Counting has been a massive struggle for me. I worked my way through
Dolciani's chapter on combinations and permutations, did all the exercises, and ended up pretty much where I started out: basically, being "counting" blind: all the problems look alike. I can't tell the difference amongst them, and I can't tell when and where I would do what or why. I have been utterly flummoxed.
*
Last night, reading Keller, everything clicked.
** From one moment to the next, I abruptly understood
why all the problems look alike (to me) and what the solutions have in common logically. I finished up Keller's 5-page explanation and did all of his exercises quickly and correctly. Easy-peasy.
Later on, I'll try Dolciani's exercises and see how I fare.
Here's how Keller explains the counting principle:
Your favorite restaurant offers a combo-meal. You get to pick one each from a menu of 6 sandwiches, 4 side salads, 5 beverages, 10 desserts and 3 sounvenir toys. You decide to eat at this restaurant once every day, ordering a sandwich, salad, beverage, dessert and toy every time, until you have had every possible combination. To the nearest whole number, how many years will it take you??
Do NOT attempt to list all of the combinations. Instead, learn the Counting Principle:
In any situation where you are faced with a series of decisions keep asking yourself:
"Now, how many choices do I have?"
until the last decision has been made. Then to find the overall number of combinations, you multiply together all the numbers of choices you had for each decision.
So in the example I have given you, you have to choose your sandwich from 6 choices, then your salad from 4 choices, your beverage from 5, your dessert from 10 and your toy from 3. And then you are done making decisions. So you multiply and find that there are
6 x 4 x 5 x 10 x 3 =3600 combinations. And then we can divide by 365 days in a year and find that it would take just under 10 years to order every combination. That's a long time but don't be surprised. When you have lots of decisions, or lots of options you get big numbers.

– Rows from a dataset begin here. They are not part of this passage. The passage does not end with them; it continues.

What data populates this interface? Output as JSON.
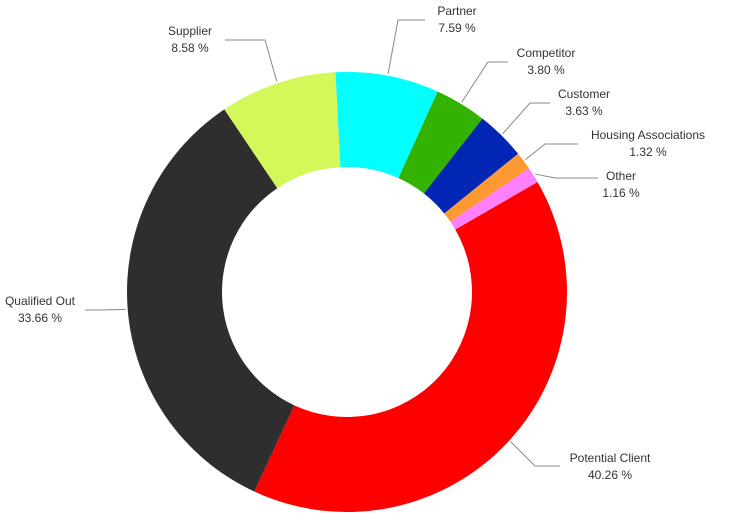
{
  "chart_data": {
    "type": "donut",
    "categories": [
      "Potential Client",
      "Qualified Out",
      "Supplier",
      "Partner",
      "Competitor",
      "Customer",
      "Housing Associations",
      "Other"
    ],
    "values": [
      40.26,
      33.66,
      8.58,
      7.59,
      3.8,
      3.63,
      1.32,
      1.16
    ],
    "value_labels": [
      "40.26 %",
      "33.66 %",
      "8.58 %",
      "7.59 %",
      "3.80 %",
      "3.63 %",
      "1.32 %",
      "1.16 %"
    ],
    "colors": [
      "#ff0000",
      "#2e2e2e",
      "#d4f75a",
      "#00ffff",
      "#33b300",
      "#0026b3",
      "#ff9933",
      "#ff80ff"
    ]
  }
}
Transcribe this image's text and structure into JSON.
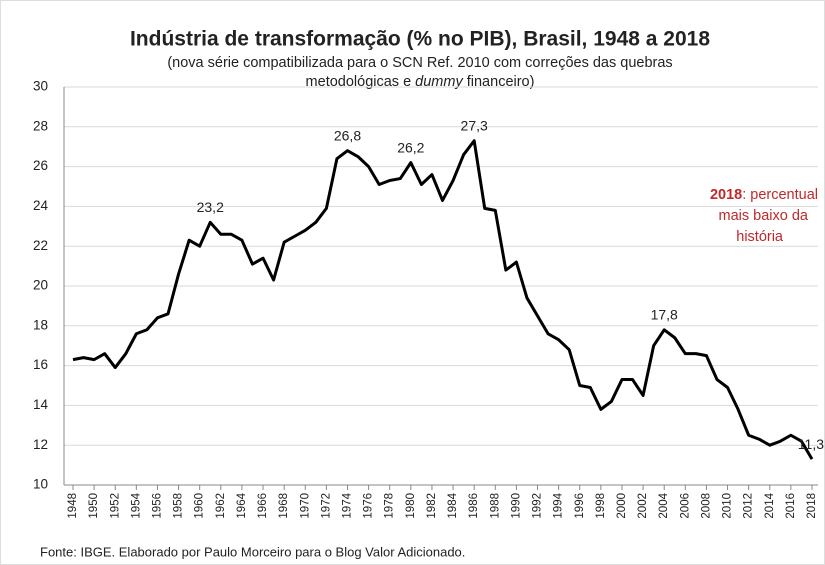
{
  "chart_data": {
    "type": "line",
    "title": "Indústria de transformação (% no PIB), Brasil, 1948 a 2018",
    "subtitle": [
      "(nova série compatibilizada  para o SCN Ref. 2010 com correções das quebras",
      "metodológicas e ",
      "dummy",
      " financeiro)"
    ],
    "annotation": [
      "2018",
      ": percentual",
      "mais baixo da",
      "história"
    ],
    "annotation_color": "#c0282a",
    "source": "Fonte: IBGE. Elaborado por Paulo Morceiro para o Blog Valor Adicionado.",
    "x": [
      1948,
      1949,
      1950,
      1951,
      1952,
      1953,
      1954,
      1955,
      1956,
      1957,
      1958,
      1959,
      1960,
      1961,
      1962,
      1963,
      1964,
      1965,
      1966,
      1967,
      1968,
      1969,
      1970,
      1971,
      1972,
      1973,
      1974,
      1975,
      1976,
      1977,
      1978,
      1979,
      1980,
      1981,
      1982,
      1983,
      1984,
      1985,
      1986,
      1987,
      1988,
      1989,
      1990,
      1991,
      1992,
      1993,
      1994,
      1995,
      1996,
      1997,
      1998,
      1999,
      2000,
      2001,
      2002,
      2003,
      2004,
      2005,
      2006,
      2007,
      2008,
      2009,
      2010,
      2011,
      2012,
      2013,
      2014,
      2015,
      2016,
      2017,
      2018
    ],
    "values": [
      16.3,
      16.4,
      16.3,
      16.6,
      15.9,
      16.6,
      17.6,
      17.8,
      18.4,
      18.6,
      20.6,
      22.3,
      22.0,
      23.2,
      22.6,
      22.6,
      22.3,
      21.1,
      21.4,
      20.3,
      22.2,
      22.5,
      22.8,
      23.2,
      23.9,
      26.4,
      26.8,
      26.5,
      26.0,
      25.1,
      25.3,
      25.4,
      26.2,
      25.1,
      25.6,
      24.3,
      25.3,
      26.6,
      27.3,
      23.9,
      23.8,
      20.8,
      21.2,
      19.4,
      18.5,
      17.6,
      17.3,
      16.8,
      15.0,
      14.9,
      13.8,
      14.2,
      15.3,
      15.3,
      14.5,
      17.0,
      17.8,
      17.4,
      16.6,
      16.6,
      16.5,
      15.3,
      14.9,
      13.8,
      12.5,
      12.3,
      12.0,
      12.2,
      12.5,
      12.2,
      11.3
    ],
    "value_labels": [
      null,
      null,
      null,
      null,
      null,
      null,
      null,
      null,
      null,
      null,
      null,
      null,
      null,
      "23,2",
      null,
      null,
      null,
      null,
      null,
      null,
      null,
      null,
      null,
      null,
      null,
      null,
      "26,8",
      null,
      null,
      null,
      null,
      null,
      "26,2",
      null,
      null,
      null,
      null,
      null,
      "27,3",
      null,
      null,
      null,
      null,
      null,
      null,
      null,
      null,
      null,
      null,
      null,
      null,
      null,
      null,
      null,
      null,
      null,
      "17,8",
      null,
      null,
      null,
      null,
      null,
      null,
      null,
      null,
      null,
      null,
      null,
      null,
      null,
      "11,3"
    ],
    "color": "#000000",
    "xlim": [
      1948,
      2018
    ],
    "xticks": [
      1948,
      1950,
      1952,
      1954,
      1956,
      1958,
      1960,
      1962,
      1964,
      1966,
      1968,
      1970,
      1972,
      1974,
      1976,
      1978,
      1980,
      1982,
      1984,
      1986,
      1988,
      1990,
      1992,
      1994,
      1996,
      1998,
      2000,
      2002,
      2004,
      2006,
      2008,
      2010,
      2012,
      2014,
      2016,
      2018
    ],
    "ylim": [
      10,
      30
    ],
    "yticks": [
      10,
      12,
      14,
      16,
      18,
      20,
      22,
      24,
      26,
      28,
      30
    ],
    "grid": true
  }
}
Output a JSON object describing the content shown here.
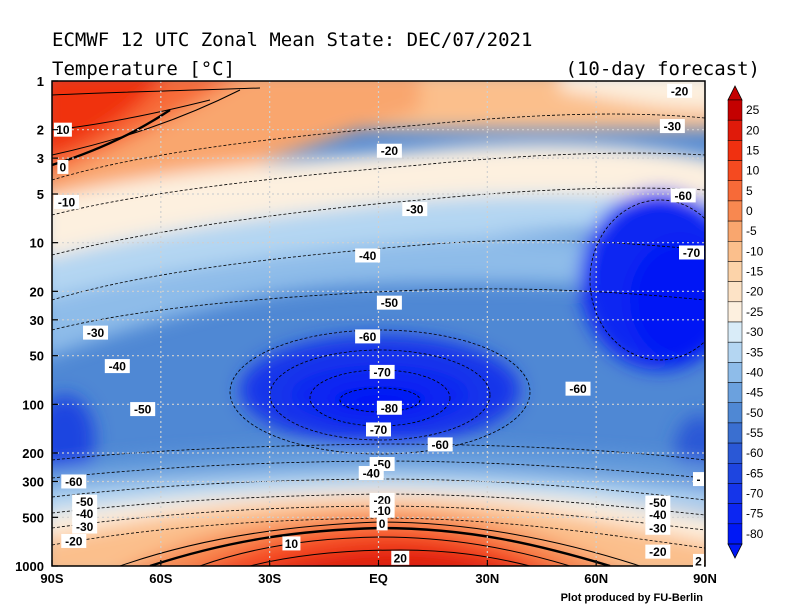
{
  "chart_data": {
    "type": "heatmap",
    "title": "ECMWF 12 UTC Zonal Mean State: DEC/07/2021",
    "subtitle": "Temperature [°C]",
    "forecast_label": "(10-day forecast)",
    "credit": "Plot produced by FU-Berlin",
    "x_ticks": [
      "90S",
      "60S",
      "30S",
      "EQ",
      "30N",
      "60N",
      "90N"
    ],
    "x_values": [
      -90,
      -60,
      -30,
      0,
      30,
      60,
      90
    ],
    "y_ticks": [
      "1",
      "2",
      "3",
      "5",
      "10",
      "20",
      "30",
      "50",
      "100",
      "200",
      "300",
      "500",
      "1000"
    ],
    "y_values": [
      1,
      2,
      3,
      5,
      10,
      20,
      30,
      50,
      100,
      200,
      300,
      500,
      1000
    ],
    "y_scale": "log",
    "y_inverted": true,
    "xlim": [
      -90,
      90
    ],
    "ylim": [
      1000,
      1
    ],
    "grid": true,
    "colorbar_levels": [
      "25",
      "20",
      "15",
      "10",
      "5",
      "0",
      "-5",
      "-10",
      "-15",
      "-20",
      "-25",
      "-30",
      "-35",
      "-40",
      "-45",
      "-50",
      "-55",
      "-60",
      "-65",
      "-70",
      "-75",
      "-80"
    ],
    "colorbar_colors": [
      "#c40000",
      "#e01a0a",
      "#f03010",
      "#f54a20",
      "#f76a38",
      "#f88850",
      "#f9a66e",
      "#fbbf8c",
      "#fcd3a9",
      "#fde3c6",
      "#fdf0df",
      "#d9ecf8",
      "#b4d6f2",
      "#8ebce9",
      "#6ba1de",
      "#4f88d4",
      "#3a6fd0",
      "#2a58d6",
      "#1e45e0",
      "#1535ea",
      "#0c26f2",
      "#0018f5"
    ],
    "contour_labels": [
      {
        "lat": -87,
        "p": 2,
        "text": "10"
      },
      {
        "lat": -87,
        "p": 3.4,
        "text": "0"
      },
      {
        "lat": -86,
        "p": 5.6,
        "text": "-10"
      },
      {
        "lat": 3,
        "p": 2.7,
        "text": "-20"
      },
      {
        "lat": 10,
        "p": 6.2,
        "text": "-30"
      },
      {
        "lat": -3,
        "p": 12,
        "text": "-40"
      },
      {
        "lat": 83,
        "p": 1.15,
        "text": "-20"
      },
      {
        "lat": 81,
        "p": 1.9,
        "text": "-30"
      },
      {
        "lat": 84,
        "p": 5.1,
        "text": "-60"
      },
      {
        "lat": 88,
        "p": 11.5,
        "text": "-70"
      },
      {
        "lat": 3,
        "p": 23.5,
        "text": "-50"
      },
      {
        "lat": -3,
        "p": 38,
        "text": "-60"
      },
      {
        "lat": -78,
        "p": 36,
        "text": "-30"
      },
      {
        "lat": -72,
        "p": 58,
        "text": "-40"
      },
      {
        "lat": 1,
        "p": 63,
        "text": "-70"
      },
      {
        "lat": 55,
        "p": 80,
        "text": "-60"
      },
      {
        "lat": -65,
        "p": 107,
        "text": "-50"
      },
      {
        "lat": 3,
        "p": 105,
        "text": "-80"
      },
      {
        "lat": 0,
        "p": 143,
        "text": "-70"
      },
      {
        "lat": 17,
        "p": 177,
        "text": "-60"
      },
      {
        "lat": 1,
        "p": 234,
        "text": "-50"
      },
      {
        "lat": -2,
        "p": 266,
        "text": "-40"
      },
      {
        "lat": -84,
        "p": 300,
        "text": "-60"
      },
      {
        "lat": -81,
        "p": 400,
        "text": "-50"
      },
      {
        "lat": -81,
        "p": 475,
        "text": "-40"
      },
      {
        "lat": -81,
        "p": 570,
        "text": "-30"
      },
      {
        "lat": -84,
        "p": 700,
        "text": "-20"
      },
      {
        "lat": 1,
        "p": 390,
        "text": "-20"
      },
      {
        "lat": 1,
        "p": 455,
        "text": "-10"
      },
      {
        "lat": 1,
        "p": 545,
        "text": "0"
      },
      {
        "lat": -24,
        "p": 725,
        "text": "10"
      },
      {
        "lat": 6,
        "p": 890,
        "text": "20"
      },
      {
        "lat": 77,
        "p": 405,
        "text": "-50"
      },
      {
        "lat": 77,
        "p": 480,
        "text": "-40"
      },
      {
        "lat": 77,
        "p": 580,
        "text": "-30"
      },
      {
        "lat": 77,
        "p": 815,
        "text": "-20"
      },
      {
        "lat": 89,
        "p": 290,
        "text": "-"
      },
      {
        "lat": 89,
        "p": 930,
        "text": "2"
      }
    ]
  }
}
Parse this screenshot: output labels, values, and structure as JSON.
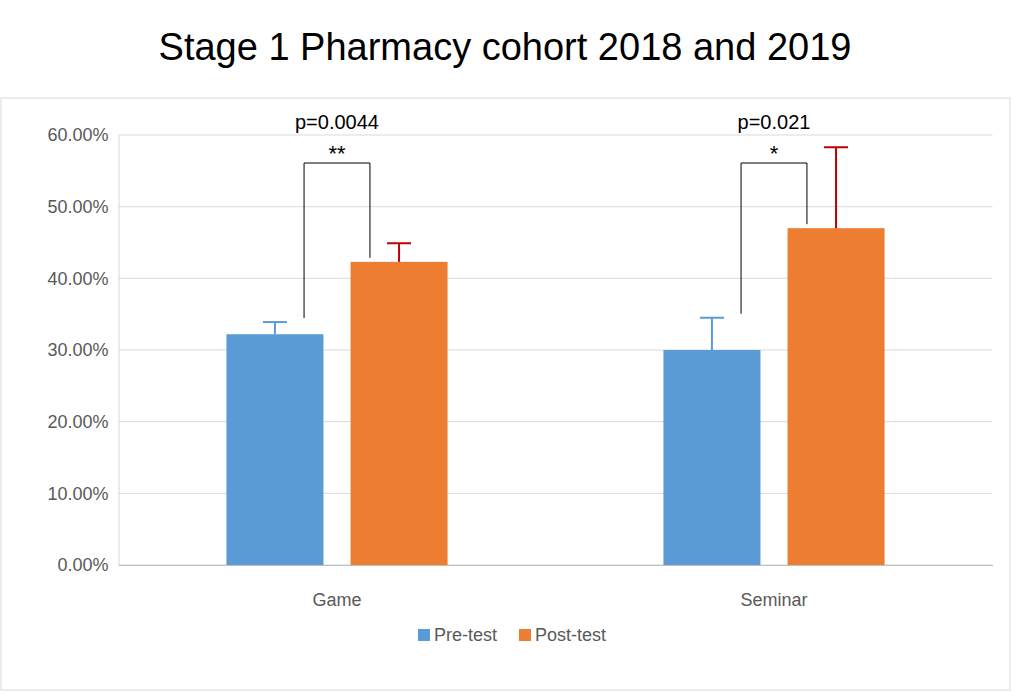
{
  "chart_data": {
    "type": "bar",
    "title": "Stage 1 Pharmacy cohort 2018 and 2019",
    "categories": [
      "Game",
      "Seminar"
    ],
    "series": [
      {
        "name": "Pre-test",
        "color": "#5b9bd5",
        "values": [
          32.2,
          30.0
        ],
        "errors": [
          1.7,
          4.5
        ]
      },
      {
        "name": "Post-test",
        "color": "#ed7d31",
        "values": [
          42.3,
          47.0
        ],
        "errors": [
          2.6,
          11.3
        ]
      }
    ],
    "ylim": [
      0,
      60
    ],
    "yticks": [
      {
        "value": 0,
        "label": "0.00%"
      },
      {
        "value": 10,
        "label": "10.00%"
      },
      {
        "value": 20,
        "label": "20.00%"
      },
      {
        "value": 30,
        "label": "30.00%"
      },
      {
        "value": 40,
        "label": "40.00%"
      },
      {
        "value": 50,
        "label": "50.00%"
      },
      {
        "value": 60,
        "label": "60.00%"
      }
    ],
    "grid": true,
    "legend": "bottom",
    "annotations": [
      {
        "category": "Game",
        "label": "p=0.0044",
        "stars": "**"
      },
      {
        "category": "Seminar",
        "label": "p=0.021",
        "stars": "*"
      }
    ]
  }
}
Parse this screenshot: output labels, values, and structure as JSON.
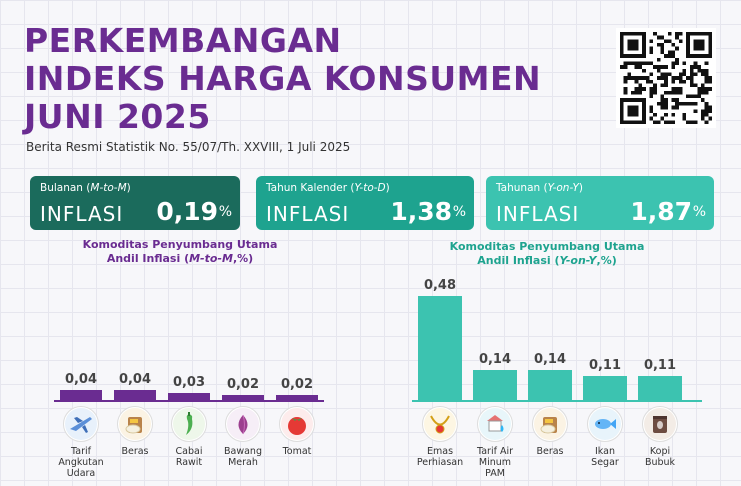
{
  "header": {
    "title_lines": [
      "PERKEMBANGAN",
      "INDEKS HARGA KONSUMEN",
      "JUNI 2025"
    ],
    "subtitle": "Berita Resmi Statistik No. 55/07/Th. XXVIII, 1 Juli 2025"
  },
  "cards": [
    {
      "caption_prefix": "Bulanan (",
      "caption_em": "M-to-M",
      "caption_suffix": ")",
      "label": "INFLASI",
      "value": "0,19",
      "unit": "%"
    },
    {
      "caption_prefix": "Tahun Kalender (",
      "caption_em": "Y-to-D",
      "caption_suffix": ")",
      "label": "INFLASI",
      "value": "1,38",
      "unit": "%"
    },
    {
      "caption_prefix": "Tahunan (",
      "caption_em": "Y-on-Y",
      "caption_suffix": ")",
      "label": "INFLASI",
      "value": "1,87",
      "unit": "%"
    }
  ],
  "colors": {
    "purple": "#6a2c91",
    "teal_dark": "#1b6b5c",
    "teal_mid": "#1ea38f",
    "teal_light": "#3cc3b0"
  },
  "chart_data": [
    {
      "type": "bar",
      "title_line1": "Komoditas Penyumbang Utama",
      "title_line2_prefix": "Andil Inflasi (",
      "title_line2_em": "M-to-M",
      "title_line2_suffix": ",%)",
      "categories": [
        "Tarif Angkutan Udara",
        "Beras",
        "Cabai Rawit",
        "Bawang Merah",
        "Tomat"
      ],
      "category_lines": [
        [
          "Tarif",
          "Angkutan",
          "Udara"
        ],
        [
          "Beras"
        ],
        [
          "Cabai",
          "Rawit"
        ],
        [
          "Bawang",
          "Merah"
        ],
        [
          "Tomat"
        ]
      ],
      "values": [
        0.04,
        0.04,
        0.03,
        0.02,
        0.02
      ],
      "value_labels": [
        "0,04",
        "0,04",
        "0,03",
        "0,02",
        "0,02"
      ],
      "icons": [
        "airplane-icon",
        "rice-icon",
        "chili-icon",
        "shallot-icon",
        "tomato-icon"
      ],
      "color": "#6a2c91"
    },
    {
      "type": "bar",
      "title_line1": "Komoditas Penyumbang Utama",
      "title_line2_prefix": "Andil Inflasi (",
      "title_line2_em": "Y-on-Y",
      "title_line2_suffix": ",%)",
      "categories": [
        "Emas Perhiasan",
        "Tarif Air Minum PAM",
        "Beras",
        "Ikan Segar",
        "Kopi Bubuk"
      ],
      "category_lines": [
        [
          "Emas",
          "Perhiasan"
        ],
        [
          "Tarif Air",
          "Minum",
          "PAM"
        ],
        [
          "Beras"
        ],
        [
          "Ikan",
          "Segar"
        ],
        [
          "Kopi",
          "Bubuk"
        ]
      ],
      "values": [
        0.48,
        0.14,
        0.14,
        0.11,
        0.11
      ],
      "value_labels": [
        "0,48",
        "0,14",
        "0,14",
        "0,11",
        "0,11"
      ],
      "icons": [
        "jewelry-icon",
        "water-tap-icon",
        "rice-icon",
        "fish-icon",
        "coffee-icon"
      ],
      "color": "#3cc3b0"
    }
  ]
}
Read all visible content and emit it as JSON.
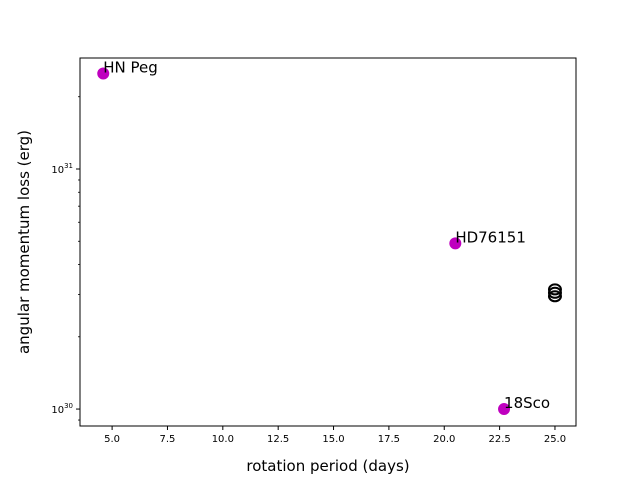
{
  "chart_data": {
    "type": "scatter",
    "title": "",
    "xlabel": "rotation period (days)",
    "ylabel": "angular momentum loss (erg)",
    "xlim": [
      3.55,
      25.95
    ],
    "ylim": [
      8.5e+29,
      2.9e+31
    ],
    "yscale": "log",
    "grid": false,
    "x_ticks": [
      {
        "value": 5.0,
        "label": "5.0"
      },
      {
        "value": 7.5,
        "label": "7.5"
      },
      {
        "value": 10.0,
        "label": "10.0"
      },
      {
        "value": 12.5,
        "label": "12.5"
      },
      {
        "value": 15.0,
        "label": "15.0"
      },
      {
        "value": 17.5,
        "label": "17.5"
      },
      {
        "value": 20.0,
        "label": "20.0"
      },
      {
        "value": 22.5,
        "label": "22.5"
      },
      {
        "value": 25.0,
        "label": "25.0"
      }
    ],
    "y_ticks": [
      {
        "value": 1e+30,
        "base": "10",
        "exp": "30"
      },
      {
        "value": 1e+31,
        "base": "10",
        "exp": "31"
      }
    ],
    "series": [
      {
        "marker": "filled-circle",
        "color": "#bf00bf",
        "points": [
          {
            "x": 4.6,
            "y": 2.5e+31,
            "label": "HN Peg"
          },
          {
            "x": 20.5,
            "y": 4.9e+30,
            "label": "HD76151"
          },
          {
            "x": 22.7,
            "y": 1e+30,
            "label": "18Sco"
          }
        ]
      },
      {
        "marker": "open-circle",
        "color": "#000000",
        "points": [
          {
            "x": 25.0,
            "y": 3.15e+30
          },
          {
            "x": 25.0,
            "y": 3.05e+30
          },
          {
            "x": 25.0,
            "y": 2.95e+30
          }
        ]
      }
    ]
  }
}
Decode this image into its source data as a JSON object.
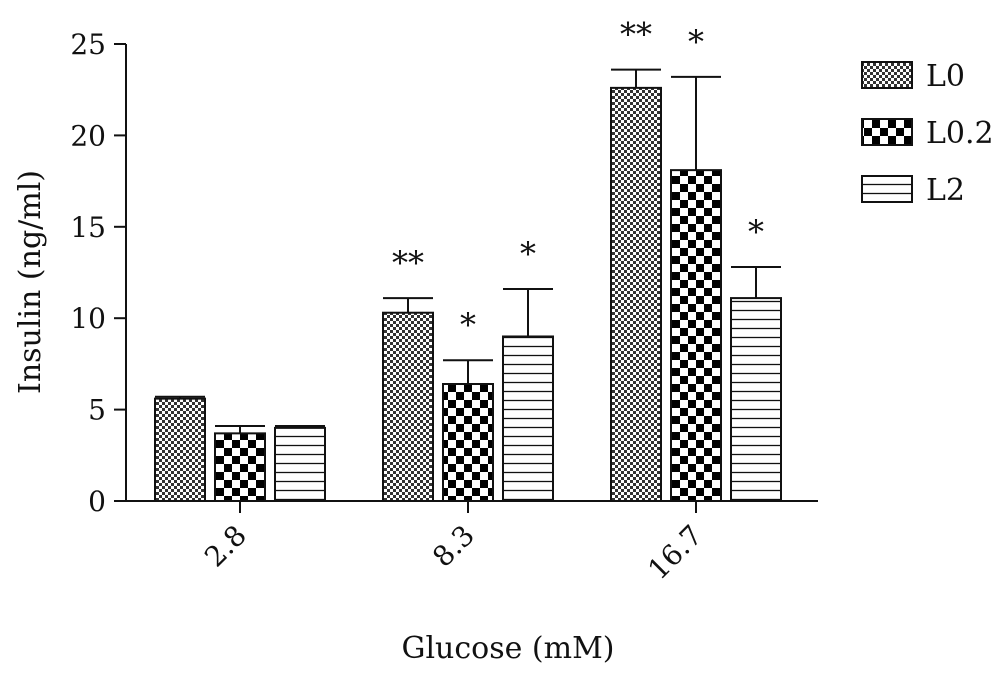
{
  "chart_data": {
    "type": "bar",
    "xlabel": "Glucose (mM)",
    "ylabel": "Insulin (ng/ml)",
    "ylim": [
      0,
      25
    ],
    "yticks": [
      0,
      5,
      10,
      15,
      20,
      25
    ],
    "categories": [
      "2.8",
      "8.3",
      "16.7"
    ],
    "legend_position": "top-right",
    "grid": false,
    "series": [
      {
        "name": "L0",
        "pattern": "fine-checker",
        "values": [
          5.6,
          10.3,
          22.6
        ],
        "errors": [
          0.1,
          0.8,
          1.0
        ],
        "significance": [
          "",
          "**",
          "**"
        ]
      },
      {
        "name": "L0.2",
        "pattern": "coarse-checker",
        "values": [
          3.7,
          6.4,
          18.1
        ],
        "errors": [
          0.4,
          1.3,
          5.1
        ],
        "significance": [
          "",
          "*",
          "*"
        ]
      },
      {
        "name": "L2",
        "pattern": "horizontal-lines",
        "values": [
          4.0,
          9.0,
          11.1
        ],
        "errors": [
          0.1,
          2.6,
          1.7
        ],
        "significance": [
          "",
          "*",
          "*"
        ]
      }
    ]
  }
}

The example I just gave you is one of the easiest kinds of counting problems you'll see on an SAT. Many of the other varieties are a little harder to recognize and a little trickier to answer, as the next few examples will show.
After this, Keller shows how the solution to the problem where you've got a family sitting in a row and the mom and dad have to sit on the end chairs while the four kids can sit on any of the in-between chairs (
and how many combinations is that???!!!) follows exactly from the solution to the how-many-combinations-in-the-restaurant problem.
Fantastic!
I am SO happy to know how many ways a family of 6 can sit in 6 chairs with both parents occupying the end chairs.
Seriously.
Now how many choices do I have?
* I have yet to use either of the two resources you all left for me: the Arlington Agebra Project and a web page created by a math professor who may have sent me the link via email (I don't remember - !). Since I don't remember, I won't link here.
** Well...not everything. Still having trouble with the SAT counting problem that nearly did me in last summer - but I now understand the first part of the problem.